I’m beginning to wonder if the “terrible twos” have begun in our home this past week.
She has began demanding, “Hurry up, Mama!” ”Get up, Mama!” ”Mama, draw now!” There are times when I’ve kindly, and not so kindly (SHAME SHAME), said not right now. But mostly, I am just trying to wrap my head around so many ideas.
She must have heard me demand of her SO many times. ”V, hurry up! Let’s go!” ”V, let’s put your diaper on!” I can only imagine where she learned to demand of others. Now, after looking back on it all – I can see why she gets so furious with the demands.
Because if I hear one more, “Mama do such and such right now!” I might blow a gasket!
Why? Why does her requesting of me make me so angry? Why can I literally feel the anger building? Why if she wants something does it almost put me on the edge… like nails on the chalkboard?
Because who really likes being told what to do?
I don’t. I don’t like people “making” me do something, and I’ll admit sometimes I don’t even like them even suggesting I do something.

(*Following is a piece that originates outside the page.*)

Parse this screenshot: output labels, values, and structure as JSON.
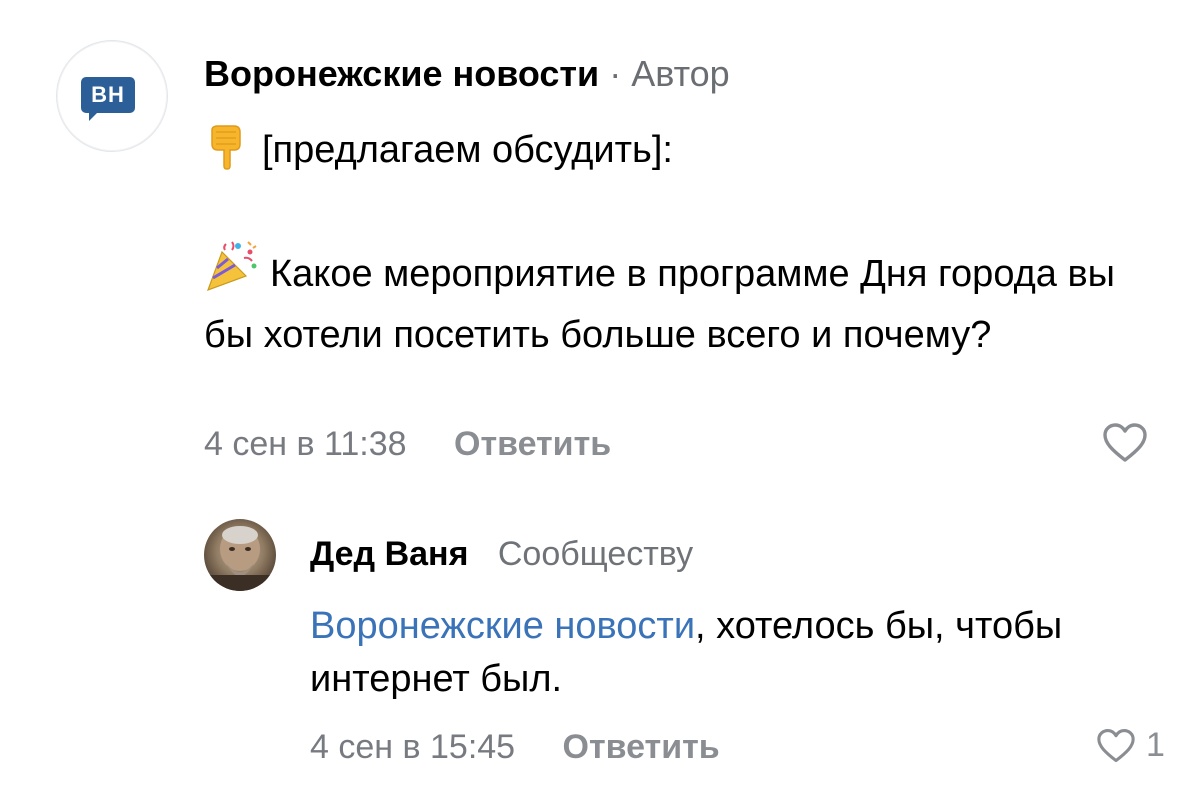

So maybe it’s not the “terrible twos!” Maybe we are just at a point where we can both communicate well enough to tell each other what to do, but neither of us wants to hear it and neither of us is communicating in a way that we can both do what we want to do (most of the time).
We just need to learn new scripts!
I’ll be learning more empathy and how to dance with her this week.